The end result, renamed Stoner in a number of territories to further emphasise the centrality of Lazenby’s character, is a shaggy but exhilarating mix of crime, espionage and crunching kung fu, centring around the invention, distribution and use of a new drug called Happy Pills, an opium based aphrodisiac and mind blower that has flooded the far east causing instant addiction and is now threatening places where white people live. After the drug related death of his sister, the moustachioed and slightly detestable Joshua Stoner decides to investigate, striding through the temples, night clubs and back alleys of Hong Kong in an incredibly conspicuous way, not least because he is at least a foot taller than everybody else.

Lazenby is as much tailors dummy as actor, but he does exhibit what he brought to his uneven interpretation of Bond, a sudden, brutal physicality that manifests itself in a number of fast, bruising and very convincing fight scenes. He’s no Bruce Lee, of course, but he hands out (and takes) a number of comprehensive beatings, and looks committed and convincing as he does so, aided and abetted by crunching and slapping noises dubbed loudly over the action.

He later teams up with a Taiwanese undercover cop played by the rather marvellous Angela Mao, part mouse, part lion, and the last half of the film plays out like a Bond film: they infiltrate the billionaire villain’s underground lair (he doesn’t have a white cat, instead, rather curiously, he has a spinning desk), then kill him in an interesting and grisly way and blow everything up. The End.

Additional highlights include the discordant electronics that play when anyone mentions drugs, Stoner’s taupe and caramel wardrobe and cloak clad Rupert, a deep voiced, statuesque black love guru who leads a flaky hippy sex cult made up of really scrawny white blokes and a number of dirty faced women who greedily and obscenely suck ice lollies when the Happy Pills start to kick in.  

Friday 1 February 2019

THE WEREWOLF











d. Fred F. Sears (1956)

Cheaply but carefully made, The Werewolf provides a surprisingly contemporary retelling of the hoary old lycanthropic legend, placing the action in Smalltown USA and making it a condition of mad modern science rather than arcane folklore.

The origins of the werewolf are somewhat odd, with responsibility falling to a couple of fascist scientists who plan to outlive the impending nuclear apocalypse by combining human genes with the survival traits of other successful species. When a timid salesman injured in a car crash falls unexpectedly into their clutches they ruthlessly inject him with a syringe full of lupine essence and sit back ready to note down the results.

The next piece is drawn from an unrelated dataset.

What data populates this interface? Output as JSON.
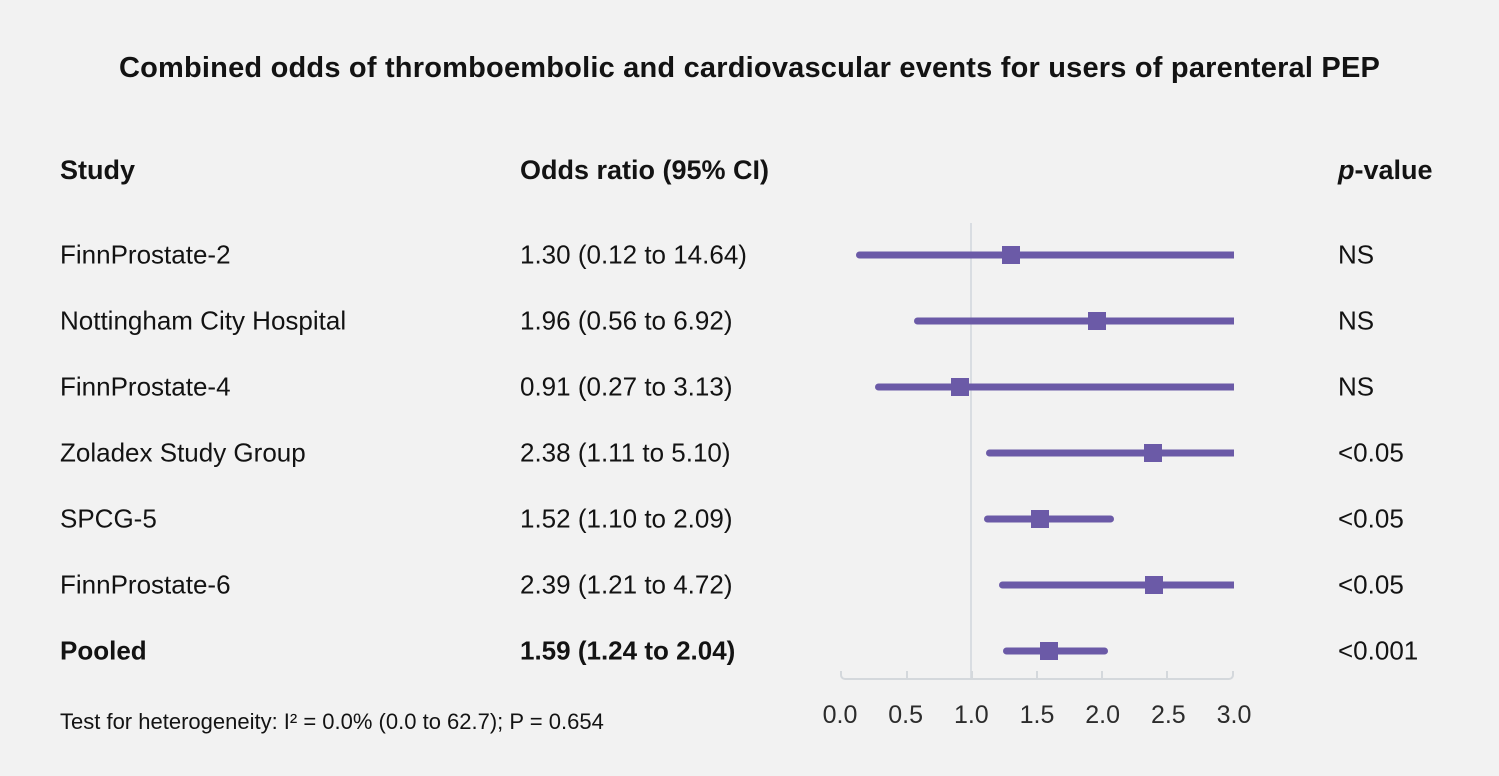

Their victim escapes, of course, and trudges through the snow to the small ski resort town of Mountaincrest. Here, the poor, frightened fellow transforms into a ravenous, drooling wolf: a hairy, hungry killing machine. The townspeople, dressed almost exclusively in plaid, form a posse to track him down.

The werewolf spends most of his time running, but never really gets anywhere, not least because there’s nowhere to go. In his old life he was a nice man with a wife and a son but now he is a crazed killer, a beast who inadvertently seals his fate by ripping apart the scientists who made him like this in the first place. With literally no turning back, he ends up full of yokel bullets, a bloodied heap of hair. His dying act is to revert to his human form, a pitiful and questioning look upon his face. 

It’s rather a depressing spectacle, but then werewolf films never have happy endings, they just don’t work that way.